Over the past few years, there’s been something of a research backlash against occupational licenses, such as those earned by people working in hair or nail salons, plumbers, dental assistants and the like. Critics contend that occupational licenses create barriers to entry, and make it harder for low income people and younger workers to enter these professional fields. Armed with this data, the Trump Administration is gearing up to reform how states manage occupational licensing. Somewhat surprisingly, this effort is quite similar to strategies proposed under the Obama Administration back in 2015. However, a recent research paper suggests some caution in this area as it finds that occupational licensing may reduce income gaps and boost the incomes of lower income and minority workers. Licenses help (or hurt) because they serve as market signals, providing evidence of key skills and knowledge. This signaling may be especially important for low skill or low income workers, who often lack other credentials or means to signal work readiness.
This debate is important beyond the halls of academia. Occupational licensing is big business, as ¼ of all US jobs require some kind of occupational license. Licensing and credentials have also become a core activity of our workforce development system. Indeed, they are one of the best means to help people build skills and enter onto promising career pathways. While we can all cite silly licensing efforts, we must also recognize that these licenses and credentials help people enter and prosper in the workforce. Given the mixed level of evidence in the field, we should be very cautious as reform efforts move ahead.
It’s vacation time and, if you’re lucky, you’re heading off for vacation at your second home or vacation rental at the beach or in the mountains somewhere.

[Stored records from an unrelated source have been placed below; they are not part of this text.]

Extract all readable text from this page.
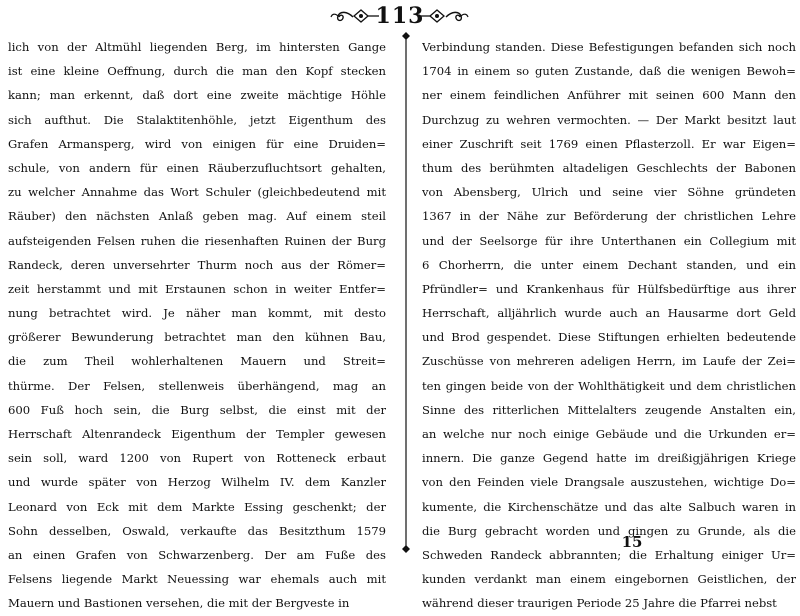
113
lich von der Altmühl liegenden Berg, im hintersten Gange
ist eine kleine Oeffnung, durch die man den Kopf stecken
kann; man erkennt, daß dort eine zweite mächtige Höhle
sich aufthut. Die Stalaktitenhöhle, jetzt Eigenthum des
Grafen Armansperg, wird von einigen für eine Druiden=
schule, von andern für einen Räuberzufluchtsort gehalten,
zu welcher Annahme das Wort Schuler (gleichbedeutend mit
Räuber) den nächsten Anlaß geben mag. Auf einem steil
aufsteigenden Felsen ruhen die riesenhaften Ruinen der Burg
Randeck, deren unversehrter Thurm noch aus der Römer=
zeit herstammt und mit Erstaunen schon in weiter Entfer=
nung betrachtet wird. Je näher man kommt, mit desto
größerer Bewunderung betrachtet man den kühnen Bau,
die zum Theil wohlerhaltenen Mauern und Streit=
thürme. Der Felsen, stellenweis überhängend, mag an
600 Fuß hoch sein, die Burg selbst, die einst mit der
Herrschaft Altenrandeck Eigenthum der Templer gewesen
sein soll, ward 1200 von Rupert von Rotteneck erbaut
und wurde später von Herzog Wilhelm IV. dem Kanzler
Leonard von Eck mit dem Markte Essing geschenkt; der
Sohn desselben, Oswald, verkaufte das Besitzthum 1579
an einen Grafen von Schwarzenberg. Der am Fuße des
Felsens liegende Markt Neuessing war ehemals auch mit
Mauern und Bastionen versehen, die mit der Bergveste in
Verbindung standen. Diese Befestigungen befanden sich noch
1704 in einem so guten Zustande, daß die wenigen Bewoh=
ner einem feindlichen Anführer mit seinen 600 Mann den
Durchzug zu wehren vermochten. — Der Markt besitzt laut
einer Zuschrift seit 1769 einen Pflasterzoll. Er war Eigen=
thum des berühmten altadeligen Geschlechts der Babonen
von Abensberg, Ulrich und seine vier Söhne gründeten
1367 in der Nähe zur Beförderung der christlichen Lehre
und der Seelsorge für ihre Unterthanen ein Collegium mit
6 Chorherrn, die unter einem Dechant standen, und ein
Pfründler= und Krankenhaus für Hülfsbedürftige aus ihrer
Herrschaft, alljährlich wurde auch an Hausarme dort Geld
und Brod gespendet. Diese Stiftungen erhielten bedeutende
Zuschüsse von mehreren adeligen Herrn, im Laufe der Zei=
ten gingen beide von der Wohlthätigkeit und dem christlichen
Sinne des ritterlichen Mittelalters zeugende Anstalten ein,
an welche nur noch einige Gebäude und die Urkunden er=
innern. Die ganze Gegend hatte im dreißigjährigen Kriege
von den Feinden viele Drangsale auszustehen, wichtige Do=
kumente, die Kirchenschätze und das alte Salbuch waren in
die Burg gebracht worden und gingen zu Grunde, als die
Schweden Randeck abbrannten; die Erhaltung einiger Ur=
kunden verdankt man einem eingebornen Geistlichen, der
während dieser traurigen Periode 25 Jahre die Pfarrei nebst
15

These homes can be lovely vacation spots, but do they bring real economic benefits to their host communities? Are they economic drivers or yet another sign of the growing wealth gap in America? Recently, I came across an interesting look at this issue in the New Hampshire Business Review. “The Economic Impact of Second Homes in New Hampshire” examines whether New Hampshire’s big vacation market brings real benefits to local residents. Second homes are big business in New Hampshire and across New England. Seasonal homes account for 10.4% of all homes in New Hampshire, and vacation homes play an even bigger role in Maine (16.4% of all homes) and Vermont (15.6%). Current research finds that these seasonal homes can have mixed effects for the local economy. Most second home owners are older and more prosperous, so they do spend money on amenities and do contribute to growth in local sectors like construction and real estate. But, they also serve to skew local demographics (vacation centers have older populations than other locations), and crowd out housing markets for families and lower income workers who cannot afford the prices paid for typical vacation homes. As such, many researchers contend that large concentrations of seasonal homes contribute to higher levels of income inequality. These concerns have led some European regions to place limits on second home ownership. Here in the USA, communities are still struggling with these challenges, but many places are beginning to take a deeper dive into finding ways to deal with the negative repercussions of large seasonal home concentrations. (Check out these examples from Sonoma, CA and rural Minnesota). As services like Airbnb and HomeAway continue to grow, we can expect that this issue will continue to get significant public attention.